Editorial: «Hacer Equipo»
por Iker Jiménez
Nunca soñé pertenecer a un equipo como el de Cuarto Milenio. Está resultando tan increíble la aventura de este grupo, que quiero que la conozcáis un poco más. Que nos conozcáis como seguramente nunca se verá en pantalla. Y es que es este un extraño equipo que, como las alineaciones de antaño, se ha ido formando gracias a mágicas e irrepetibles casualidades.
También se ha construido gracias a la complicidad que surge en los partidos cuando todo está en contra y la victoria resulta agónica. Carambolas precisas e inesperadas, junto al esfuerzo, lo han configurado tal y como es.
Y yo siento los colores hasta el corazón. Lo confieso. Y me siento honrado de ser el capitán de este club que se deja la vida en cada encuentro. Y que siempre lo celebra con la misma intensidad. Porque cada triunfo cuenta y de cada tropiezo se aprende. Y con esa filosofía jamás hay derrota. Sino permanente superación.

Click aquí para acceder al álbum fotográfico del equipo de Cuarto Milenio
Veo el álbum de fotos y elijo, sigiloso y sin que me vean, unas cuantas al azar. Son para vosotros, pero que no se enteren que me lo harán pagar caro.
En este caso las que ha hecho el Hermanito Kósmico Pablo Villarrubia, testigo privilegiado de las aventuras, desventuras, alegrías y emociones de este año 2006.
Pablo, cronista de momentos internos de este devenir diario, es uno de los que tiene muy claro lo fascinante de esta aventura que hemos emprendido. Porque ha sufrido hasta llegar hasta aquí. Y se siente en la gloria. Sus fotos lo demuestran. Por eso son capaces de captar el auténtico sentido de las cosas.
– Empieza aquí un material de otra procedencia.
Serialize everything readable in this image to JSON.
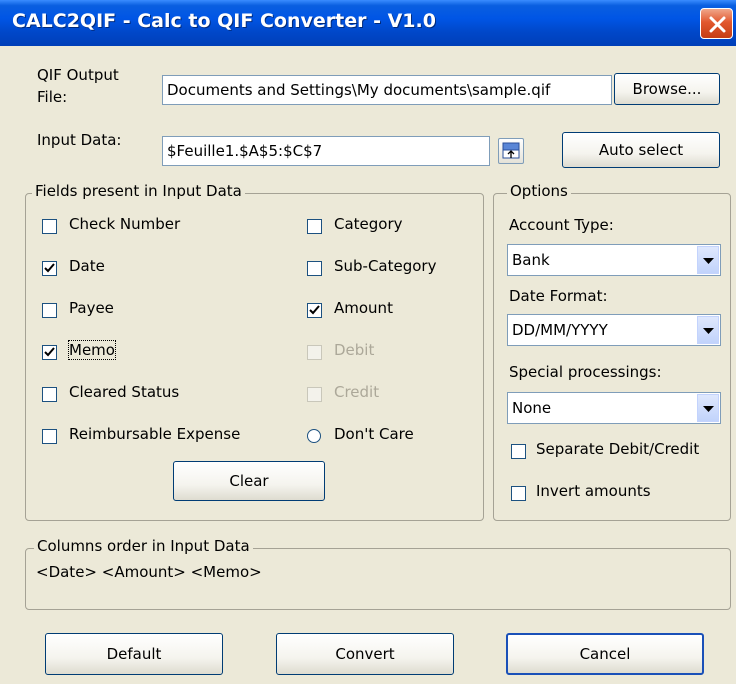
{
  "window": {
    "title": "CALC2QIF - Calc to QIF Converter - V1.0"
  },
  "output": {
    "label": "QIF Output\nFile:",
    "label_line1": "QIF Output",
    "label_line2": "File:",
    "value": "Documents and Settings\\My documents\\sample.qif",
    "browse_label": "Browse..."
  },
  "input": {
    "label": "Input Data:",
    "value": "$Feuille1.$A$5:$C$7",
    "auto_select_label": "Auto select"
  },
  "fields_group": {
    "title": "Fields present in Input Data",
    "left": [
      {
        "label": "Check Number",
        "checked": false,
        "enabled": true
      },
      {
        "label": "Date",
        "checked": true,
        "enabled": true
      },
      {
        "label": "Payee",
        "checked": false,
        "enabled": true
      },
      {
        "label": "Memo",
        "checked": true,
        "enabled": true
      },
      {
        "label": "Cleared Status",
        "checked": false,
        "enabled": true
      },
      {
        "label": "Reimbursable Expense",
        "checked": false,
        "enabled": true
      }
    ],
    "right": [
      {
        "label": "Category",
        "checked": false,
        "enabled": true
      },
      {
        "label": "Sub-Category",
        "checked": false,
        "enabled": true
      },
      {
        "label": "Amount",
        "checked": true,
        "enabled": true
      },
      {
        "label": "Debit",
        "checked": false,
        "enabled": false
      },
      {
        "label": "Credit",
        "checked": false,
        "enabled": false
      }
    ],
    "dont_care_label": "Don't Care",
    "clear_label": "Clear"
  },
  "options": {
    "title": "Options",
    "account_type_label": "Account Type:",
    "account_type_value": "Bank",
    "date_format_label": "Date Format:",
    "date_format_value": "DD/MM/YYYY",
    "special_label": "Special processings:",
    "special_value": "None",
    "separate_label": "Separate Debit/Credit",
    "invert_label": "Invert amounts"
  },
  "columns": {
    "title": "Columns order in Input Data",
    "value": "<Date> <Amount> <Memo>"
  },
  "buttons": {
    "default_label": "Default",
    "convert_label": "Convert",
    "cancel_label": "Cancel"
  },
  "colors": {
    "titlebar": "#0055e5",
    "dialog_bg": "#ece9d8",
    "close": "#e2592f"
  }
}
Me siento orgulloso, feliz de lo que se ha generado. FELIZ con mayúsculas. Pase lo que pasé. Venga lo que venga. Dure lo que dure. Porque lo que late en nosotros, en todos nosotros – y somos más de cuarenta- es verdad. Es GENUINA verdad. Eso que ya no se lleva. Verdad en cada frase, en cada gesto, en cada discusión, en cada apoyo. VERDAD.
JAMÁS he trabajado en un equipo que lo viva así, una redacción en la que cada encuentro sea un abrazo sentido, en que la ayuda sea total y absoluta entre todos, en que las disputas acaloradas acaben en brindis y sonrisas. JAMÁS. Un lugar en que las tertulias sean dignas de recordar por la emoción, por la implicación, por la vida que hay en ellas. Un equipo que apura cada minuto como si fuese el ultimo, consciente de que lo que nos toca vivir es un privilegio…y un milagro. La amistad, la ilusión, la fe, la aventura de hacer algo que es de todos y cada uno. La pasión por sorprender, por crear, por imaginar. Por re-encantarnos con la realidad.
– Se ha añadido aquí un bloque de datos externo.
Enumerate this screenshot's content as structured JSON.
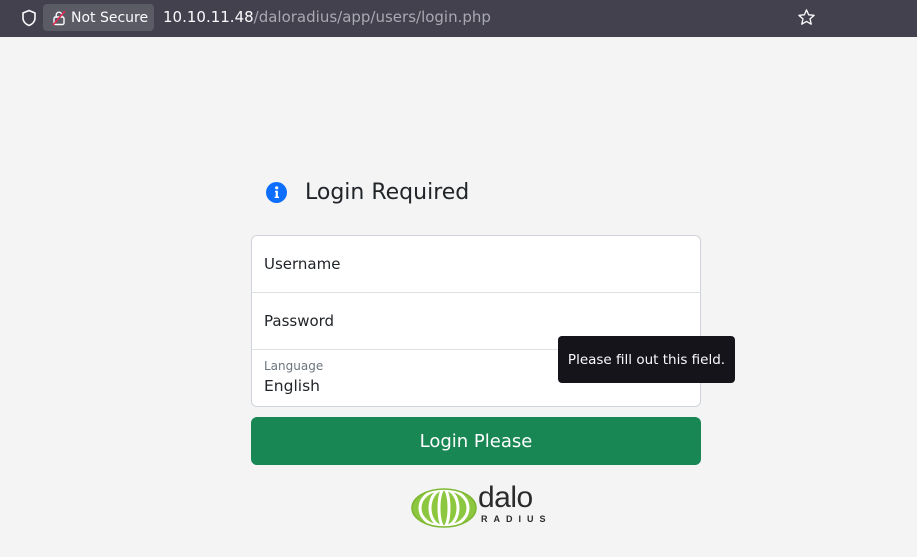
{
  "browser": {
    "security_label": "Not Secure",
    "url_host": "10.10.11.48",
    "url_path": "/daloradius/app/users/login.php"
  },
  "login": {
    "heading": "Login Required",
    "username_placeholder": "Username",
    "password_placeholder": "Password",
    "language_label": "Language",
    "language_value": "English",
    "submit_label": "Login Please"
  },
  "tooltip": {
    "text": "Please fill out this field."
  },
  "logo": {
    "wordmark": "dalo",
    "submark": "RADIUS"
  },
  "colors": {
    "primary_button": "#198754",
    "info_icon": "#0d6efd",
    "logo_green": "#8dc63f"
  }
}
Veo las fotos y veo risas, complicidad, mágica crónica de redacción que se parece mucho al periodismo antiguo que yo siempre soñé pero nunca viví.
No me siento un jefe, sino, a lo sumo, un generador de ánimos, un impulsador de voluntades. Un tipo que siempre quiso verse rodeado por gente como esta. Una persona que valora lo se respira en estas fotos, lo que trasciende de verdad, por encima de cualquier éxito concreto y medible con cifras.
Porque ¿puede haber mayor éxito realmente que vivir con este equipo a diario?
Es madrugada, alta madrugada, y estoy escuchando a Himekami con los cascos y viendo pasar las fotos, como quien ve pasar la vida capturada en fragmentos. Y soy consciente de lo felices que hemos sido en cada pequeña gran aventura. En cada reportaje, en cada consejo de redacción, en cada comida, en cada cena, en cada viaje, en cada no llegar a tiempo, en cada noticia inesperada que nos daba un vuelco al corazón.
Por un instante me olvido de audiencias, de exigencias y del combate que supone hacer televisión, y veo personas que rebosan humanidad. Hombres y mujeres unidos por el destino en esta aventura que es distinta a todas las que hemos aprendido antes. Irrepetible, cósmica y mágica.
¿Adónde llegaremos? ¿Cuál será nuestra meta? Eso nadie lo sabe. Y eso es lo atractivo.
Además, como dicen los sabios, la auténtica meta es el camino…y ese lo estamos haciendo paso a paso.
Lo que nadie puede borrar es lo vivido. Lo intensamente vivido en compañía de un grupo humano que no solo lo componen los que están en estas fotos, sino los que están fuera trabajando con nosotros en la distancia –como Guillermo León- , y también los que se fueron en busca de nuevas aventuras -como Fran- que seguro también serán maravillosas. Todos, absolutamente todos, han dotado durante un año a este equipo del ESPÍRITU intransferible que hace latir nuestro corazón común.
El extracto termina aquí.